The Islamic Action Front political party in Jordan has denied that it has pledged to review its position on an election boycott. In a press statement, the party's secretary, Dr. Abdullah Faraj Allah, said: "This hasn't been discussed within the Islamic movement and any of the parties, let alone promised."
He pointed out that the Islamic movement adopts the position of the reformists in the National Front and the higher coordinating committee of the opposition parties. This calls for a mixed election law (50 per cent for the national list and 50 per cent for the individual constituency) that gives the voter the right to elect the number of candidates equal to the number of seats of the constituency.
According to Dr.

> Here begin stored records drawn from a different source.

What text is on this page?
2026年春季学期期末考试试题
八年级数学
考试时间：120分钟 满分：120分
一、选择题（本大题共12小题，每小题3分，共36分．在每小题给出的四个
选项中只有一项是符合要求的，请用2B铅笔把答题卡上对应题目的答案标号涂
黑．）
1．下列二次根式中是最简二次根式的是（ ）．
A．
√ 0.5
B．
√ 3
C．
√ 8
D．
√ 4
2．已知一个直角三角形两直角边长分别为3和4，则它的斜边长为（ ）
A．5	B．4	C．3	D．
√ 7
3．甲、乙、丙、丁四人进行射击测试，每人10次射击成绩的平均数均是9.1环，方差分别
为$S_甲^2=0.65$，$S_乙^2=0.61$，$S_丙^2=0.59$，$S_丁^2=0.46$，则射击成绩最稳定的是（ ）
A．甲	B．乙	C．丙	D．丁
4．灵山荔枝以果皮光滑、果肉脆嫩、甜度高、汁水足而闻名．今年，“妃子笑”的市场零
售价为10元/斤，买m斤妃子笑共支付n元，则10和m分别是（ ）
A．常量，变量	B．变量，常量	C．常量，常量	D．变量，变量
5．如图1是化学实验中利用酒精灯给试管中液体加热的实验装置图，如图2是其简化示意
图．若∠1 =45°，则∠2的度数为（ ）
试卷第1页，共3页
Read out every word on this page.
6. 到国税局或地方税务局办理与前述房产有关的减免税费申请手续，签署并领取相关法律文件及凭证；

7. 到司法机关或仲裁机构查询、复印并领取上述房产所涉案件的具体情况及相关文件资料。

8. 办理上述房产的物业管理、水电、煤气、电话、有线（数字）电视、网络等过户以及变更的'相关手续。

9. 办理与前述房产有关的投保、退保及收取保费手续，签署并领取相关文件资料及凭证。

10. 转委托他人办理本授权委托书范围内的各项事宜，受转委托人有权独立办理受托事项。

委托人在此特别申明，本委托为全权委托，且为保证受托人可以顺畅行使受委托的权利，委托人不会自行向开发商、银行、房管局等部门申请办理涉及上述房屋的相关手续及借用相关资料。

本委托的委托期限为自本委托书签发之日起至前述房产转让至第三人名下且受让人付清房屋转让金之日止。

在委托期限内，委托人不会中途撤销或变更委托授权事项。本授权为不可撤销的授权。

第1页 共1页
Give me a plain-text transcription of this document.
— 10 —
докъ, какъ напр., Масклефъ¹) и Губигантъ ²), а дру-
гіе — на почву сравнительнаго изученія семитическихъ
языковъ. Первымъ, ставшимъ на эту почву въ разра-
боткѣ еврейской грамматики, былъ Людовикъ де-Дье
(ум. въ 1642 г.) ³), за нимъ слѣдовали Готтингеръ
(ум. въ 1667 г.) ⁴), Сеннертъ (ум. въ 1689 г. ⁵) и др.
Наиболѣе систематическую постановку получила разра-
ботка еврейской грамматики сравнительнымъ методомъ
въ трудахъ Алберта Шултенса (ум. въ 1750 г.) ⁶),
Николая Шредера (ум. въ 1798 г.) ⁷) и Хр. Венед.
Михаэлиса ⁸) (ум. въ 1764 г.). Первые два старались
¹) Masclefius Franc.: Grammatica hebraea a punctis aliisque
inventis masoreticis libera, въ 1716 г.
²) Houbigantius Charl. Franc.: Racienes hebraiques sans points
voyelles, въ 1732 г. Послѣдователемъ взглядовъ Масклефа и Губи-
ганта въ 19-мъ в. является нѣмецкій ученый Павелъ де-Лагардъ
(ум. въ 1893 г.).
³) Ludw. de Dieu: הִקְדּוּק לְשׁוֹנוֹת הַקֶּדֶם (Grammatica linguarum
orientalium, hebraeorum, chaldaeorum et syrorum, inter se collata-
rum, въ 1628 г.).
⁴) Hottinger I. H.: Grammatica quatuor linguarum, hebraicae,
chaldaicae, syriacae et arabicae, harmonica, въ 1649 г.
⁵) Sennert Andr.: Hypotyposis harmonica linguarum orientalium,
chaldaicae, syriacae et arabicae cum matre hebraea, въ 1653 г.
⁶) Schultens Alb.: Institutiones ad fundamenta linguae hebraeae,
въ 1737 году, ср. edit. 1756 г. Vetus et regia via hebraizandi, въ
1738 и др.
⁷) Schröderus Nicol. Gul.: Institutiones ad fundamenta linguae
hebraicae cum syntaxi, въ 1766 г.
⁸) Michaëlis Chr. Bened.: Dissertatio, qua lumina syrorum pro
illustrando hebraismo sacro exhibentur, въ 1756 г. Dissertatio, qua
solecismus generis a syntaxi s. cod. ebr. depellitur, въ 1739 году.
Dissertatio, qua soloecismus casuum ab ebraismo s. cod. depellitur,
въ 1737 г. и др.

Faraj Allah, the Islamic movement demands a "comprehensive and real reform that returns the power to the people." He added: "We will examine our position on the elections in the event of the ratification of a consensual election law that meets the demands of the national forces."
The Islamic movement, he confirmed, will meet any formal, positive initiative with a similar move, and will enter into dialogue if there is a serious will for reform. On this point, the party secretary said, "This government is not eligible because its president is just an employee who does not play a political role but rather receives orders and implements them without being concerned with their results."
He accused the government of lacking a political outlook, choosing to pursue a programme which ignores reform. The country, said Faraj Allah, needs a new government which has the trust of the people and can work Jordan out of the national crisis.